I recently welcomed 2 newly-immigrated relatives to the US. One is 19 and attempting to get his GED while searching for work at a restaurant. His English skills are admittedly weak. Another has entered 7th grade and is struggling to get up-to-speed in English literacy, despite ESL coursework. I spent 10 minutes with each of them showing them how to prompt ChatGPT via voice, in our own dialect. For example, we asked for its help in navigating their issues while learning basic English (e.g. saying in Arabic, “Hi ChatGPT, I want to learn the top 100 English phrases to help me land a job at a restaurant and I don’t know any English. Please help me!”). It was breathtaking for me to do this and for them to have a conversation with AI, in their own language and dialect (Egyptian Arabic is VERY different than other Arabic), to build up their English skills. My hope is that more of this emerges, whether organically or otherwise, as economic dislocation ensues.

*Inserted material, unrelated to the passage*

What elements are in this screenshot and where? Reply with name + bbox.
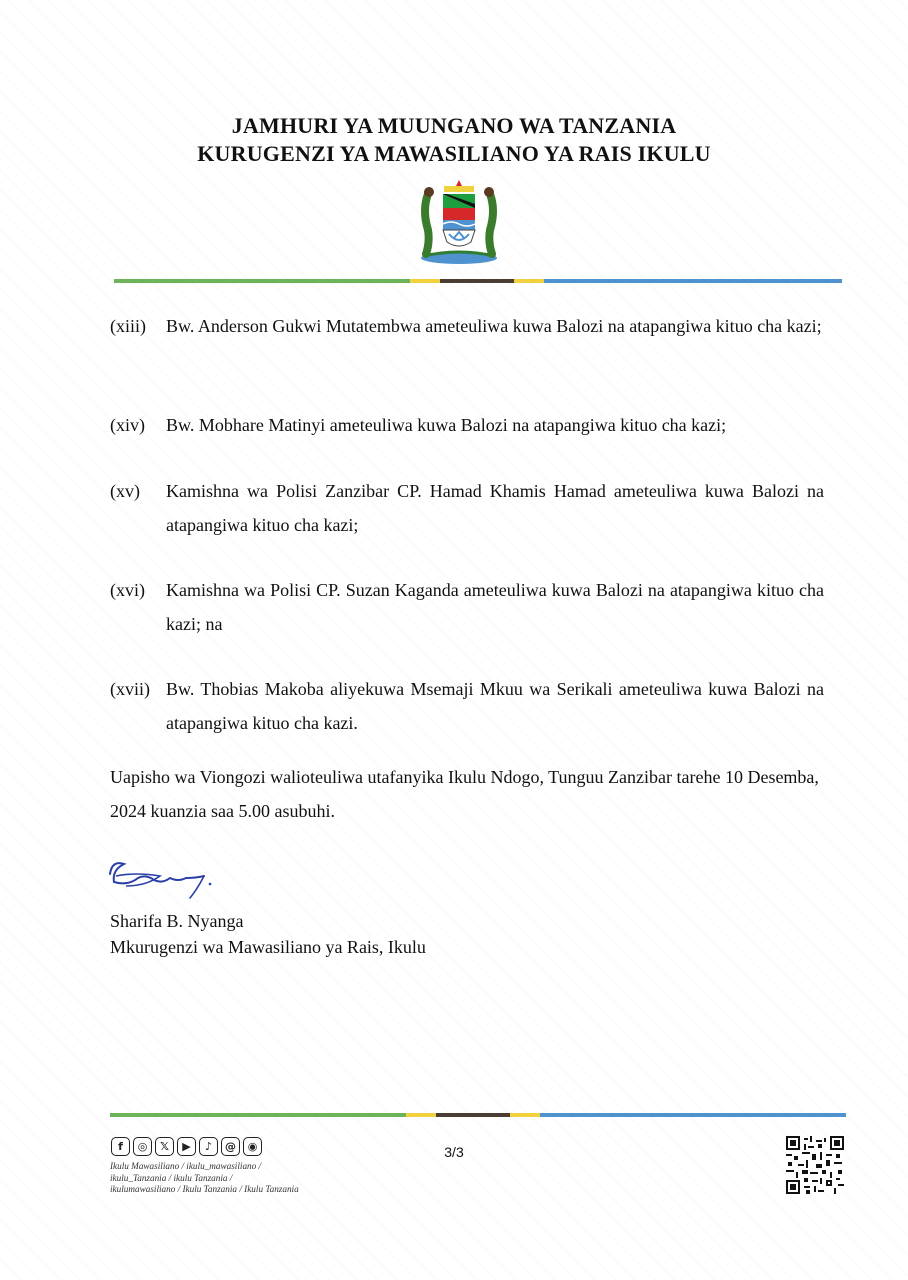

I write this as an entry-point in a longer dialogue I’d like to have in public, with founders, investors, and maybe even my old colleagues who are still policymakers on what to do about the AI Labor problem. In the last month, such private conversations with friends in VC have intensified as more pitch decks sold “cost-cutting” and fewer painted the inspiring vision of “giving people superpowers.” Of course, investors have a duty to their LPs, partners, and founders first and foremost, but they’re not blind actors, living and working in a vacuum. Where you choose to allocate capital makes more probable a different set of futures for industry and humanity: what a frightening, humbling, and exciting power to have. A trite Luddite mindset doesn’t make sense but neither is a mindless, laissez-faire approach that divorces investment decisions from public responsibility. More pointedly, I believe investing in a better society is patriotic. After all, even Henry Ford believed business should serve labor and the public good, which happened to help him sell more cars. If enough of your employees can’t buy or use your product, then maybe rethink what you’re building entirely. That should hold true for founders and investors alike.